I could tell my friends were slightly taking pity on me because I couldn’t participate; it wouldn’t even be competitive enough to be fun. There’s an extent to which the learning curve is just too steep. I felt much worse for our driver, who had had to leave prematurely and certainly had more tangible frustrations than any of us. But I still felt a twinge of resentment because being a Smash player meant entering a liminal space and I would always be an outsider. These were all friends and yet I felt hyper-aware of being other, of being the only woman in the group and of being someone’s girlfriend and of not being a Smash player (not that being one would really override the first two problems.) This isn’t to say that the problems endemic to the Smash community can’t be said to exist in all of gaming culture—because, hoo boy, can they—or that my self-consciousness was anyone’s responsibility but my own. But, it was still there.

The Smash community has grown significantly since the release of “The Smash Brothers,” a documentary that provided a deeper look into the arguably closed community—as well as a few other helpful factors including Nintendo’s declaration of community support. As eSport commentator Wynton “Prog” Smith writes:

“To put things in perspective, prior to EVO the largest major we had topped out at 347 entrants. EVO had 696 pre register, and I hear we topped out at over 700 which is mind numbing to say the least. Melee has had this huge resurgence, but it feels like all of the Smash titles are receiving second looks, whether from individuals looking to build the infrastructure of events, to increasing the longevity of what’s out there as well as preparation for the next title.”

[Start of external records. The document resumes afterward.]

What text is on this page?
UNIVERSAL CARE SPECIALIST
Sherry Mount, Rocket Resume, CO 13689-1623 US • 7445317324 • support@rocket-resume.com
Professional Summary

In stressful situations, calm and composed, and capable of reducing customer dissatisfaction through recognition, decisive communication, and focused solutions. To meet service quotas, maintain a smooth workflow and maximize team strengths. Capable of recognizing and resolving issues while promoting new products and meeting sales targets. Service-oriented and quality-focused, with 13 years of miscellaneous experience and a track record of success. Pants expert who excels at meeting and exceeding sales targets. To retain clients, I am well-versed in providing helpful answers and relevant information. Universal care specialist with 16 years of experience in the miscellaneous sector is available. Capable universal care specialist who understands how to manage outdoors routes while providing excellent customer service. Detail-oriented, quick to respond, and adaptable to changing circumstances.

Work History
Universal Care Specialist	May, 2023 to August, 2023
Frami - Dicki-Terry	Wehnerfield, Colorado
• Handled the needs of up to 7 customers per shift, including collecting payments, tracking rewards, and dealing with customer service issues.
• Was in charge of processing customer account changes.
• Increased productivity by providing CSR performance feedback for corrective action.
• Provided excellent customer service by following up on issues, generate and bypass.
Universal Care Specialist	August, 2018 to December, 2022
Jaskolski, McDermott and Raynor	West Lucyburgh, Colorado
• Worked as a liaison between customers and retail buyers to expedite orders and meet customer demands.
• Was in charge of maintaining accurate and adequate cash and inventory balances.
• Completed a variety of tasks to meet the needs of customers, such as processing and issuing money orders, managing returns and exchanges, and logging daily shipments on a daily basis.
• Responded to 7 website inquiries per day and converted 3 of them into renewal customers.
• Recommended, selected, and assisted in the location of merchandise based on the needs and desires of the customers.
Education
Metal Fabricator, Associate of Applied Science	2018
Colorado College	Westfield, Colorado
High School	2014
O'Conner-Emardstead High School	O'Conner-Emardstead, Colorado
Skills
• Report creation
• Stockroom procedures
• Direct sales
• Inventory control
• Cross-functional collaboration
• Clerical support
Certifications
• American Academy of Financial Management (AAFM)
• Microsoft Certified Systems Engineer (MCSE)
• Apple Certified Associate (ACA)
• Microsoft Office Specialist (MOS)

The game has often sat in an awkward middle ground between Nintendo fanboyism and a fighting game enclave, though it is enjoying a surge of newfound respect as an eSport. It comes with its own language, its own logic that takes patience and a deep commitment to learn. It’s not like the musical, calligraphic order of Street Fighter, which is more my game. It’s not like the metal-crunch carnality of Mortal Kombat. I can see the love in the eyes of people who play it, who spend hours practicing it and deconstructing it. I’m talking about people who will chart the relative falling speeds of different characters. A friend wouldn’t have sat in the sun for hours turning red as a boiled lobster for a game he didn’t adore.

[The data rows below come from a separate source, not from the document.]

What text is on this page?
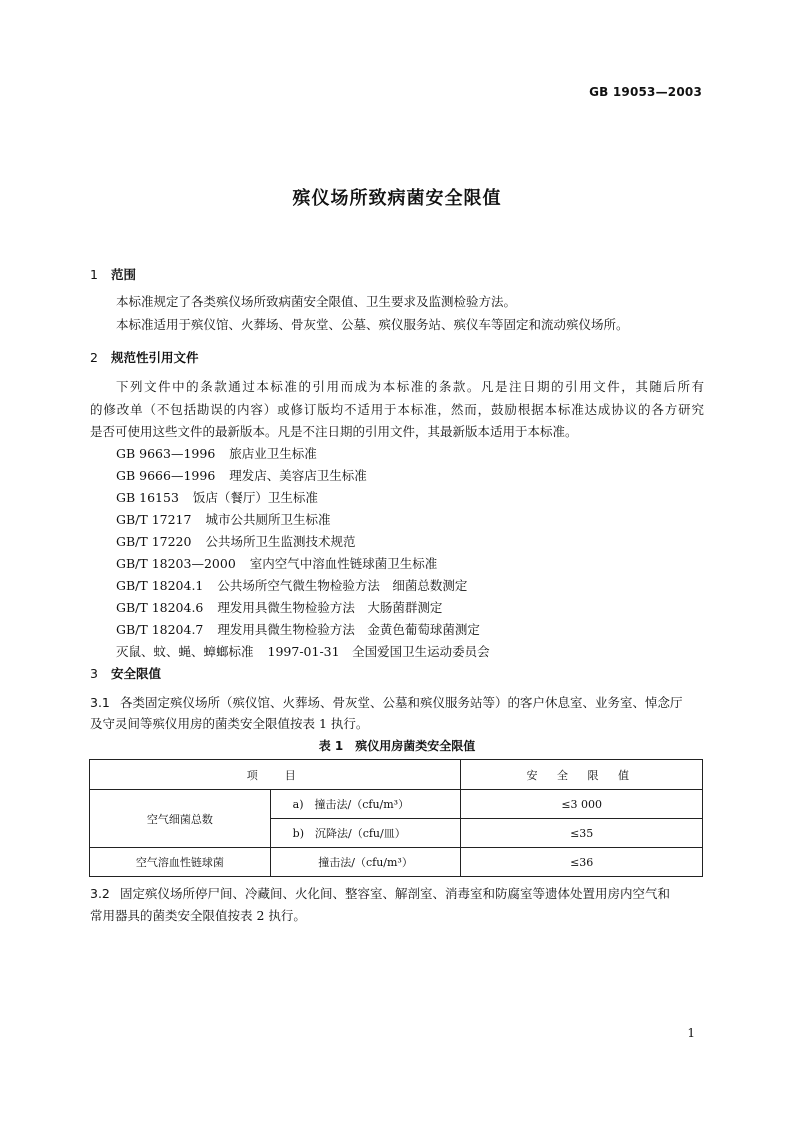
GB 19053—2003
殡仪场所致病菌安全限值
1 范围
本标准规定了各类殡仪场所致病菌安全限值、卫生要求及监测检验方法。
本标准适用于殡仪馆、火葬场、骨灰堂、公墓、殡仪服务站、殡仪车等固定和流动殡仪场所。
2 规范性引用文件
下列文件中的条款通过本标准的引用而成为本标准的条款。凡是注日期的引用文件，其随后所有
的修改单（不包括勘误的内容）或修订版均不适用于本标准，然而，鼓励根据本标准达成协议的各方研究
是否可使用这些文件的最新版本。凡是不注日期的引用文件，其最新版本适用于本标准。
GB 9663—1996 旅店业卫生标准
GB 9666—1996 理发店、美容店卫生标准
GB 16153 饭店（餐厅）卫生标准
GB/T 17217 城市公共厕所卫生标准
GB/T 17220 公共场所卫生监测技术规范
GB/T 18203—2000 室内空气中溶血性链球菌卫生标准
GB/T 18204.1 公共场所空气微生物检验方法　细菌总数测定
GB/T 18204.6 理发用具微生物检验方法　大肠菌群测定
GB/T 18204.7 理发用具微生物检验方法　金黄色葡萄球菌测定
灭鼠、蚊、蝇、蟑螂标准 1997-01-31　全国爱国卫生运动委员会
3 安全限值
3.1 各类固定殡仪场所（殡仪馆、火葬场、骨灰堂、公墓和殡仪服务站等）的客户休息室、业务室、悼念厅
及守灵间等殡仪用房的菌类安全限值按表 1 执行。
表 1　殡仪用房菌类安全限值
项　目		安 全 限 值
空气细菌总数	a)　撞击法/（cfu/m³）	≤3 000
	b)　沉降法/（cfu/皿）	≤35
空气溶血性链球菌	撞击法/（cfu/m³）	≤36
3.2 固定殡仪场所停尸间、冷藏间、火化间、整容室、解剖室、消毒室和防腐室等遗体处置用房内空气和
常用器具的菌类安全限值按表 2 执行。
1
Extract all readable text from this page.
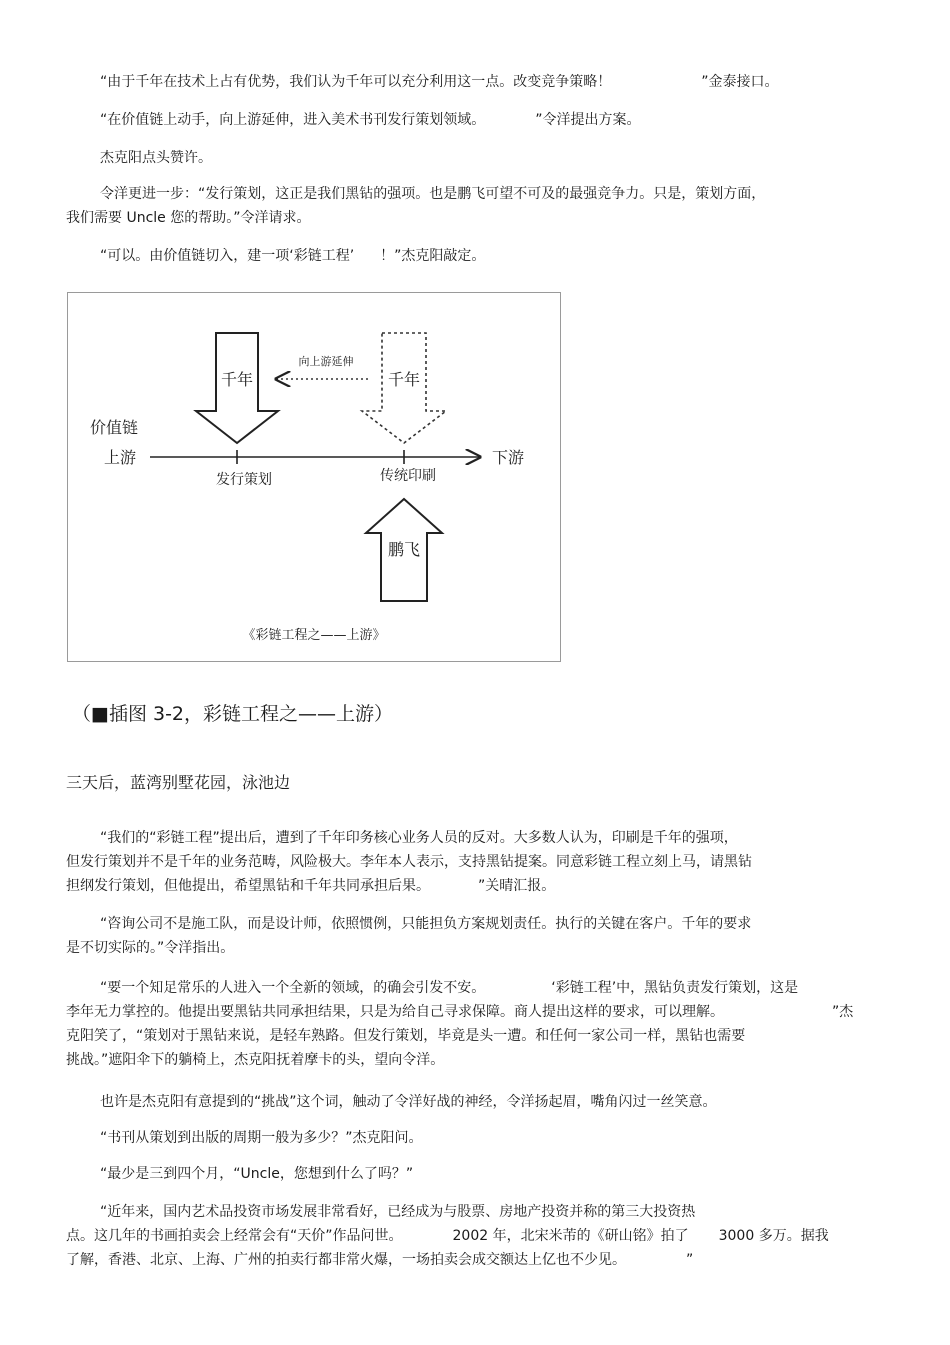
“由于千年在技术上占有优势，我们认为千年可以充分利用这一点。改变竞争策略！	”金泰接口。

“在价值链上动手，向上游延伸，进入美术书刊发行策划领域。	”令洋提出方案。

杰克阳点头赞许。

令洋更进一步：“发行策划，这正是我们黑钻的强项。也是鹏飞可望不可及的最强竞争力。只是，策划方面，
我们需要 Uncle 您的帮助。”令洋请求。

“可以。由价值链切入，建一项‘彩链工程’ ！”杰克阳敲定。

千年	千年
向上游延伸
价值链
上游	下游
发行策划	传统印刷
鹏飞
《彩链工程之——上游》
（■插图 3-2，彩链工程之——上游）
三天后，蓝湾别墅花园，泳池边

“我们的“彩链工程”提出后，遭到了千年印务核心业务人员的反对。大多数人认为，印刷是千年的强项，
但发行策划并不是千年的业务范畴，风险极大。李年本人表示，支持黑钻提案。同意彩链工程立刻上马，请黑钻
担纲发行策划，但他提出，希望黑钻和千年共同承担后果。	”关晴汇报。

“咨询公司不是施工队，而是设计师，依照惯例，只能担负方案规划责任。执行的关键在客户。千年的要求
是不切实际的。”令洋指出。

“要一个知足常乐的人进入一个全新的领域，的确会引发不安。	‘彩链工程’中，黑钻负责发行策划，这是
李年无力掌控的。他提出要黑钻共同承担结果，只是为给自己寻求保障。商人提出这样的要求，可以理解。	”杰
克阳笑了，“策划对于黑钻来说，是轻车熟路。但发行策划，毕竟是头一遭。和任何一家公司一样，黑钻也需要
挑战。”遮阳伞下的躺椅上，杰克阳抚着摩卡的头，望向令洋。

也许是杰克阳有意提到的“挑战”这个词，触动了令洋好战的神经，令洋扬起眉，嘴角闪过一丝笑意。

“书刊从策划到出版的周期一般为多少？”杰克阳问。

“最少是三到四个月，“Uncle，您想到什么了吗？”

“近年来，国内艺术品投资市场发展非常看好，已经成为与股票、房地产投资并称的第三大投资热
点。这几年的书画拍卖会上经常会有“天价”作品问世。	2002 年，北宋米芾的《研山铭》拍了 3000 多万。据我
了解，香港、北京、上海、广州的拍卖行都非常火爆，一场拍卖会成交额达上亿也不少见。	”
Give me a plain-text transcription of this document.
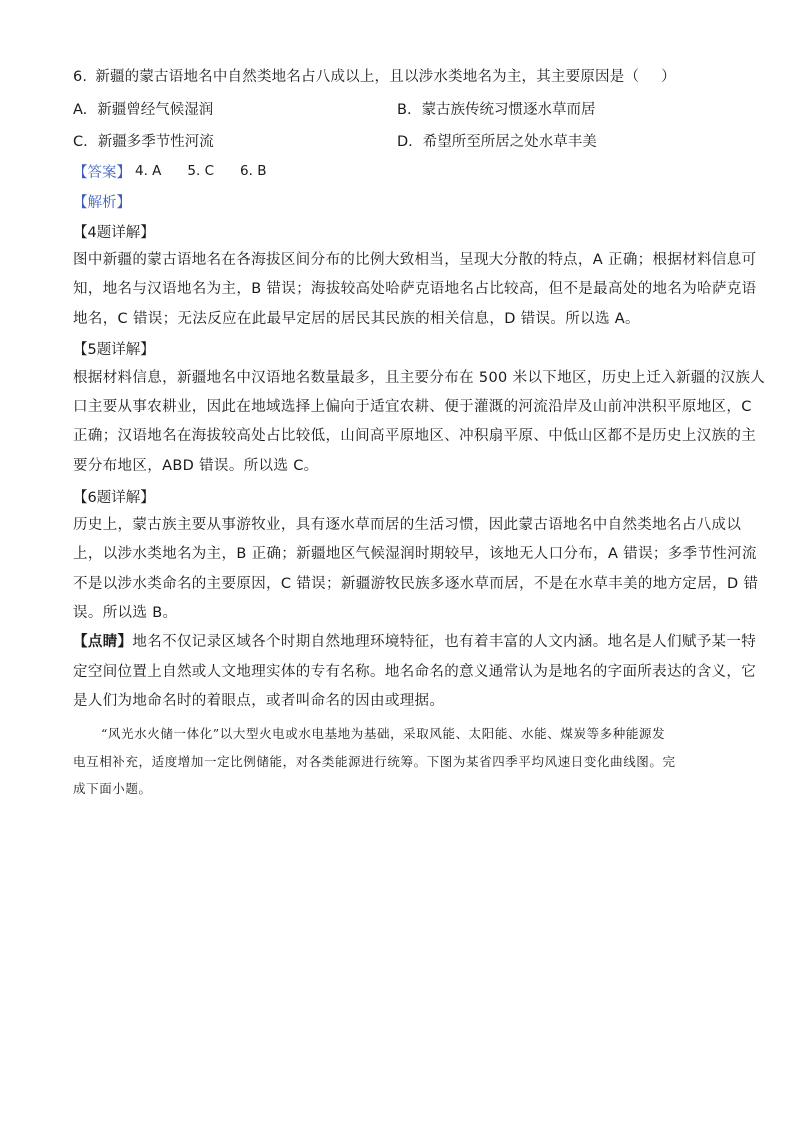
6. 新疆的蒙古语地名中自然类地名占八成以上，且以涉水类地名为主，其主要原因是（ ）
A. 新疆曾经气候湿润	B. 蒙古族传统习惯逐水草而居
C. 新疆多季节性河流	D. 希望所至所居之处水草丰美
【答案】 4. A 5. C 6. B
【解析】
【4题详解】
图中新疆的蒙古语地名在各海拔区间分布的比例大致相当，呈现大分散的特点，A 正确；根据材料信息可
知，地名与汉语地名为主，B 错误；海拔较高处哈萨克语地名占比较高，但不是最高处的地名为哈萨克语
地名，C 错误；无法反应在此最早定居的居民其民族的相关信息，D 错误。所以选 A。
【5题详解】
根据材料信息，新疆地名中汉语地名数量最多，且主要分布在 500 米以下地区，历史上迁入新疆的汉族人
口主要从事农耕业，因此在地域选择上偏向于适宜农耕、便于灌溉的河流沿岸及山前冲洪积平原地区，C
正确；汉语地名在海拔较高处占比较低，山间高平原地区、冲积扇平原、中低山区都不是历史上汉族的主
要分布地区，ABD 错误。所以选 C。
【6题详解】
历史上，蒙古族主要从事游牧业，具有逐水草而居的生活习惯，因此蒙古语地名中自然类地名占八成以
上，以涉水类地名为主，B 正确；新疆地区气候湿润时期较早，该地无人口分布，A 错误；多季节性河流
不是以涉水类命名的主要原因，C 错误；新疆游牧民族多逐水草而居，不是在水草丰美的地方定居，D 错
误。所以选 B。
【点睛】地名不仅记录区域各个时期自然地理环境特征，也有着丰富的人文内涵。地名是人们赋予某一特
定空间位置上自然或人文地理实体的专有名称。地名命名的意义通常认为是地名的字面所表达的含义，它
是人们为地命名时的着眼点，或者叫命名的因由或理据。
“风光水火储一体化”以大型火电或水电基地为基础，采取风能、太阳能、水能、煤炭等多种能源发
电互相补充，适度增加一定比例储能，对各类能源进行统筹。下图为某省四季平均风速日变化曲线图。完
成下面小题。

I was happy for them that they were able to channel focus and feeling into their game. Everyone, mind you, was still disappointed and compromising, but it was a mess we all shared. Smash expressed that messiness, but more than that, it was a demonstration of a group of people’s ability to pull something great out of no great shakes. Maybe there’s something in the game that taps into that human impulse. I suppose for me it represented a salvaging of what was left, and what was left was Smash, and that’s where most of my resentment came from. I didn’t play this game in a parent’s basement as a kid, because I didn’t grow with the game like they did, I couldn’t be a full part of the salvaging, too.

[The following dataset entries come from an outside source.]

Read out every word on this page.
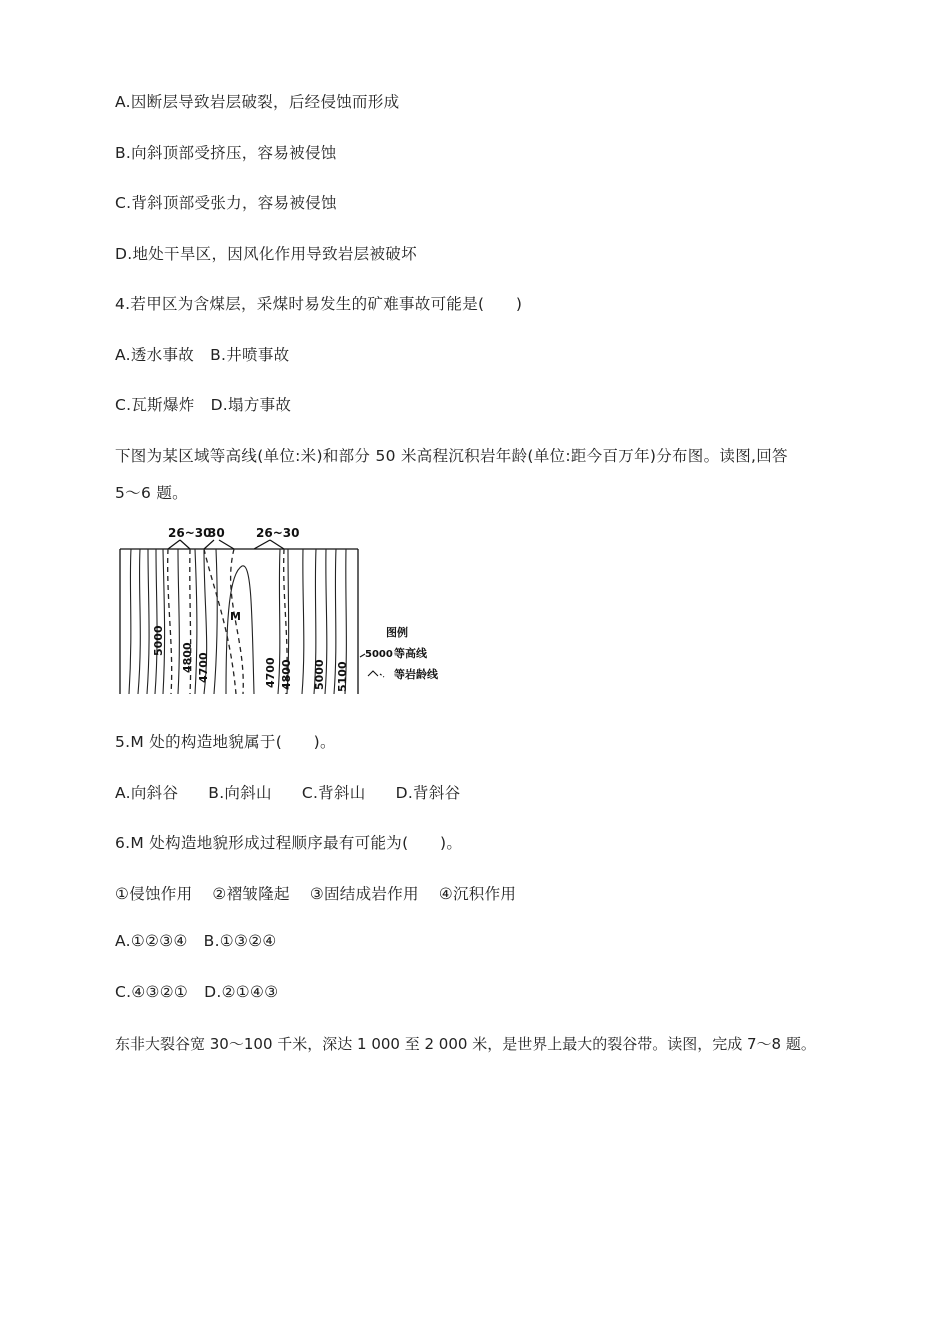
A.因断层导致岩层破裂，后经侵蚀而形成
B.向斜顶部受挤压，容易被侵蚀
C.背斜顶部受张力，容易被侵蚀
D.地处干旱区，因风化作用导致岩层被破坏
4.若甲区为含煤层，采煤时易发生的矿难事故可能是(　　)
A.透水事故 B.井喷事故
C.瓦斯爆炸 D.塌方事故
下图为某区域等高线(单位:米)和部分 50 米高程沉积岩年龄(单位:距今百万年)分布图。读图,回答
5～6 题。
26~30
30	26~30
M
5000
4800 4700	4700 4800 5000 5100
图例
5000 等高线
等岩龄线
5.M 处的构造地貌属于(　　)。
A.向斜谷 B.向斜山 C.背斜山 D.背斜谷
6.M 处构造地貌形成过程顺序最有可能为(　　)。
①侵蚀作用 ②褶皱隆起 ③固结成岩作用 ④沉积作用
A.①②③④ B.①③②④
C.④③②① D.②①④③
东非大裂谷宽 30～100 千米，深达 1 000 至 2 000 米，是世界上最大的裂谷带。读图，完成 7～8 题。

But that night before in the basement, drunk and stoned and collectively decompressing, I did feel the camaraderie, the comfort in the escape of nostalgia, and it felt like we managed to pull something from nothing. 2v2 team Melee is awfully hectic, but many prefer it to 1v1. There’s more coordination and communication involved, but the risk is managed by two players instead of one. One friend puts it bluntly, “It’s more fun.” In a way, because of its own lack of equilibrium and unpredictability, Melee requires that players find their own symmetry. It was kind of a disaster, fuckin’ weird, but shared and pooled and belonging to us.